Utilizing the p-value with a significance level of 5%, we observed a significant relationship between classification accuracy in Vietnam and the policy implemented four months before the collection date of the DNA sequence. Here, the p-value equals 0.01, which is less than 5%, indicating that the correlation is statistically significant with a coefficient of 0.49. This suggests that the international travel policy in March positively corelates with classification accuracy in July, while the policy in April corresponds to accuracy in August, and so forth. However, with the same significance level, the correlation between the accuracy and policy index of the preceding 3 months is the highest in Vietnam, standing at 0.77. Therefore, the classification accuracy in Vietnam is highly positively correlated with the policy index three months before the collection date of DNA sequences. Similar to the interpretation for Vietnam, the accuracy in Malaysia exhibits a positive correlation with the policy index one month before the DNA sequence collection date, with a moderate relationship standing at 0.55. Meanwhile, the accuracy in Indonesia is negatively correlated with the policy index up to four months before the DNA sequence collection date.

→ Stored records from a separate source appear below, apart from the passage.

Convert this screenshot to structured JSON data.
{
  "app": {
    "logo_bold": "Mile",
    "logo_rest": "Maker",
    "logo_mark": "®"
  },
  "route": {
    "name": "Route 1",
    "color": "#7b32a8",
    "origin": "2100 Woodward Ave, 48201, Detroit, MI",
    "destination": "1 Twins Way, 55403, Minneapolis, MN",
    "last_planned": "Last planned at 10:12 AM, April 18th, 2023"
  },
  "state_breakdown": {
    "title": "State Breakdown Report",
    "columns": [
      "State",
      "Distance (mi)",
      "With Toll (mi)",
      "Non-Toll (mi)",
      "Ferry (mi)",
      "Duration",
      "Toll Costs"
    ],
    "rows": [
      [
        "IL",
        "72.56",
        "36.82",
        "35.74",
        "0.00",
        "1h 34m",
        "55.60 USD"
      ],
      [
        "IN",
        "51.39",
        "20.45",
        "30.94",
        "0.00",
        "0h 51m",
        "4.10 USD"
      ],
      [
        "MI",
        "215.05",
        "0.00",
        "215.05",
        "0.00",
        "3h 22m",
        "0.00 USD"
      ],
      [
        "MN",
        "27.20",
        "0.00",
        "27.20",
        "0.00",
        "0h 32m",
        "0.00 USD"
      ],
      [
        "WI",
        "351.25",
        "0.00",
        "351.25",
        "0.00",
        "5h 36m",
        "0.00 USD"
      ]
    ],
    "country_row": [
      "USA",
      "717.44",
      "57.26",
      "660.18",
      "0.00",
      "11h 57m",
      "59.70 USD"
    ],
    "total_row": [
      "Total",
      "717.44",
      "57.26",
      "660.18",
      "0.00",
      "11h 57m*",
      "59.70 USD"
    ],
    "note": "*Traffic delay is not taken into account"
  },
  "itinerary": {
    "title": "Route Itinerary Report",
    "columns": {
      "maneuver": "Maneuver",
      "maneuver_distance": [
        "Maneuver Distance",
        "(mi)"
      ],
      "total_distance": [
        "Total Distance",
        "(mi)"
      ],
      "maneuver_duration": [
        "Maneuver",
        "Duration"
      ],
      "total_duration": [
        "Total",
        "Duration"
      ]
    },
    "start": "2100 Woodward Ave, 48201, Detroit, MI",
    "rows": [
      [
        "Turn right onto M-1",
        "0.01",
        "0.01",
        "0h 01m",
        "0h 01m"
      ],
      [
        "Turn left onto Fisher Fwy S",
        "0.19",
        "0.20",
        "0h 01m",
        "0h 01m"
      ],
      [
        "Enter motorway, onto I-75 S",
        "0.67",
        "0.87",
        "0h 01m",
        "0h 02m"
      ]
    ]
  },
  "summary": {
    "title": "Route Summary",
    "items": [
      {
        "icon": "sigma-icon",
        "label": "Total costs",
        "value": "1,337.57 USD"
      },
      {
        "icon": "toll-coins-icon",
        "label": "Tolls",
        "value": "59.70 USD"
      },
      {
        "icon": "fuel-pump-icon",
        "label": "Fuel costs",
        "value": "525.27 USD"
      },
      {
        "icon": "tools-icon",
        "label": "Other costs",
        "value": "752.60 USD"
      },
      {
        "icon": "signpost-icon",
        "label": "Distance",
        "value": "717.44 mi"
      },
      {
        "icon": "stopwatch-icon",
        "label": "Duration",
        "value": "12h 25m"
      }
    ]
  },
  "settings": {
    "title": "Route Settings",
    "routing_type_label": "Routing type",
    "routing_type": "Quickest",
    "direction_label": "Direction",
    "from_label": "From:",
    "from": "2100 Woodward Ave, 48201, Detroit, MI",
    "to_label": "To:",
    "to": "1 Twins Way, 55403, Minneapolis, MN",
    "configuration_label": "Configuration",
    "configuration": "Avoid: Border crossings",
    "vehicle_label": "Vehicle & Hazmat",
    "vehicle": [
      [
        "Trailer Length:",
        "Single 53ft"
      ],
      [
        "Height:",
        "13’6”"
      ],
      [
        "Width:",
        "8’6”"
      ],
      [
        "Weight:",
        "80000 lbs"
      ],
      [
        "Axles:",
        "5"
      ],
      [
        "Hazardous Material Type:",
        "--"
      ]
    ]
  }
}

Unfortunately, at a 5% significance level, it was determined that there is no significant correlation observed between the policy index and DNA sequence classification accuracy for other countries. However, it is crucial to approach the interpretation of data cautiously and not consider a
p-value of 0.05 as a definitive threshold [
31]. Relying on the
p-value derived from a sole statistical test to assess the scientific validity of research constitutes an inappropriate use of the
p-value. Nevertheless, it is important to note that alternative approaches to the
p-value also share comparable limitations [
32]. If we are allowed to utilize a significance level set at 15%, similar to Vietnam, DNA sequence classification accuracy in Singapore positively correlates with the policy index applied four months before the sequence collection date. Moreover, classification accuracy in Cambodia and Thailand also positively correlates with its policy implemented in the same month as the collection date, with fair coefficients of 0.31 and 0.34, respectively. While the data show a correlation between the classification accuracy and international travel policy index, it is essential to understand that correlation does not imply causation [
30]. Further investigation is required to explore whether the policy is a causative factor for country-based DNA sequence classification accuracy.
Regarding the relationship between the international travel policy index and the accuracy of DNA sequence classification among ASEAN countries, we found it challenging to definitively conclude that a higher policy index in one country correlated with a higher accuracy in distinguishing its sequences from others. This observation is apparent in
Figure 7, where Singapore consistently maintains a higher accuracy than Vietnam almost over the entire timeframe, despite having a consistently lower policy index every 4 months preceding sequence collection. In addition, Cambodia, with the highest sequence accuracy throughout the period, does not necessarily exhibit the highest policy index among the focused countries. This suggests the presence of additional influencing factors on the accuracy of DNA sequences between each country. For future research, exploring other aspects that may explain why efforts to boost the international travel policy index in each country may not uniformly correlate with results regarding how DNA sequences significantly differ from those of other countries would be intriguing.